As Tim had previously worked with the senior executives at Eventbrite he was in a position to put in an introduction and see if they would take a phone call with Richard and not too long after he was on the phone with Kevin Hartz CEO & Co Founder of Eventbrite and a number of other executives.

But he says, “Without Tim being willing to connect the gap between small companies and large companies you would never have that conversation.”

So it’s not hard to see why “being in conversations with credible professionals in your space, thought-leaders, influential people is essential to be recommended.” “Can you imagine ringing front desk?” says Richard “not going to happen.”


Of course the introduction is just the very smallest of first steps “its the CEO of Eventbrite, there’s no point in just going ‘Hi, I’m a big fan’ - you’ve got to have something to talk to them about.”

So evvnt and Richard spent a great deal of time preparing a deck to put in-front of them, they sent Eventbrite execs invites to try their product and created logins for them. The evvnt team made sure that even before the phone call that came out of the “crucial introduction” the Eventbrite execs knew as much about their comparatively small company that they could, however even then Richard knew that a call wouldn’t close any deal.

Face to Face

On meeting face to face and the impact it had on the deal, Richard has some pretty strong views on it’s importance: “I just personally think things change when you meet someone, so it was great to have the conversation but in order for Eventbrite to move I knew I had to look the guys in the eye and say ‘look, this is my company, this is what we do, I’ve flown here (San Francisco) to see you for one hour’.” Which is exactly what he did back in July 2014.
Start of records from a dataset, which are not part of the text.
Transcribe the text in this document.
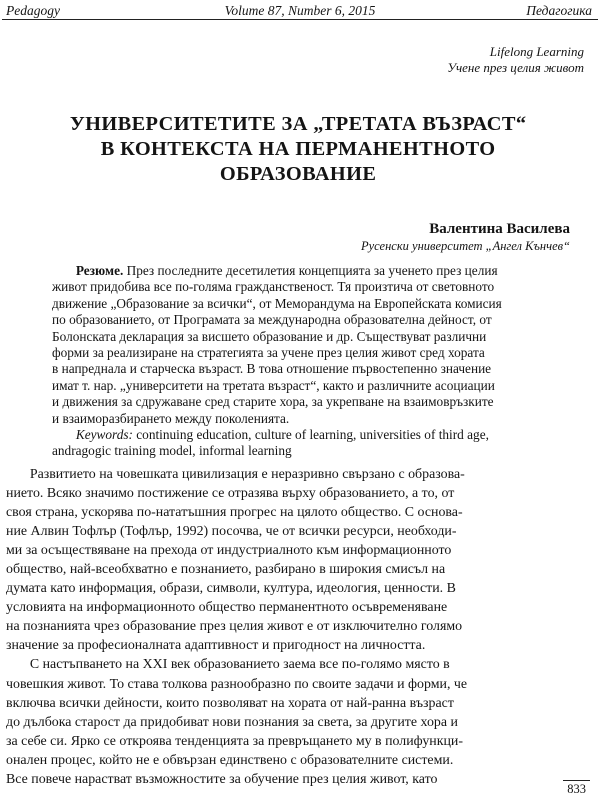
Pedagogy	Volume 87, Number 6, 2015	Педагогика
Lifelong Learning
Учене през целия живот
УНИВЕРСИТЕТИТЕ ЗА „ТРЕТАТА ВЪЗРАСТ“
В КОНТЕКСТА НА ПЕРМАНЕНТНОТО
ОБРАЗОВАНИЕ
Валентина Василева
Русенски университет „Ангел Кънчев“
Резюме. През последните десетилетия концепцията за ученето през целия
живот придобива все по-голяма гражданственост. Тя произтича от световното
движение „Образование за всички“, от Меморандума на Европейската комисия
по образованието, от Програмата за международна образователна дейност, от
Болонската декларация за висшето образование и др. Съществуват различни
форми за реализиране на стратегията за учене през целия живот сред хората
в напреднала и старческа възраст. В това отношение първостепенно значение
имат т. нар. „университети на третата възраст“, както и различните асоциации
и движения за сдружаване сред старите хора, за укрепване на взаимовръзките
и взаиморазбирането между поколенията.
Keywords: continuing education, culture of learning, universities of third age,
andragogic training model, informal learning
Развитието на човешката цивилизация е неразривно свързано с образова-
нието. Всяко значимо постижение се отразява върху образованието, а то, от
своя страна, ускорява по-нататъшния прогрес на цялото общество. С основа-
ние Алвин Тофлър (Тофлър, 1992) посочва, че от всички ресурси, необходи-
ми за осъществяване на прехода от индустриалното към информационното
общество, най-всеобхватно е познанието, разбирано в широкия смисъл на
думата като информация, образи, символи, култура, идеология, ценности. В
условията на информационното общество перманентното осъвременяване
на познанията чрез образование през целия живот е от изключително голямо
значение за професионалната адаптивност и пригодност на личността.
С настъпването на XXI век образованието заема все по-голямо място в
човешкия живот. То става толкова разнообразно по своите задачи и форми, че
включва всички дейности, които позволяват на хората от най-ранна възраст
до дълбока старост да придобиват нови познания за света, за другите хора и
за себе си. Ярко се откроява тенденцията за превръщането му в полифункци-
онален процес, който не е обвързан единствено с образователните системи.
Все повече нарастват възможностите за обучение през целия живот, като
833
But although Richard says it was crucial that he make that trip from London to the West Coast, he’d also tell you that it still wasn’t nearly enough just to show that level of commitment. In fact he didn’t walk out of that meeting anywhere near to having a concrete deal. “To some extent they did just say ‘Great to meet you, lets talk again early 2015’” but this is where Richard and the evvnt’s team persistence paid off.


Rather than just looking for other partnerships, Richard persisted with Eventbrite because he knew that their platform had so much to offer users in that ecosystem.

Armed with the prep they had done for their meeting in SF, the evvnt team went and talked to the marketing teams of Eventbrite in Spain, France and the UK and it was in the UK office that they got their first break.

Eventbrite’s head of marketing for the UK & Ireland Marino Fresch liked the idea and decided to give evvnt’s services a six week trial late last year. While this was a slight risk in going somewhat going under the table, he knew that the juice would be worth the squeeze.

This was because the next time Eventbrite’s execs looked at evvnt, they had already “qualified the work as being credible” and in Richard’s words “thought that they should give us a shot.”


This in turn lead to the “Extensions” deal that was announced yesterday. The deal that alternatively could be called evvnt’s “huge catalyst for growth”.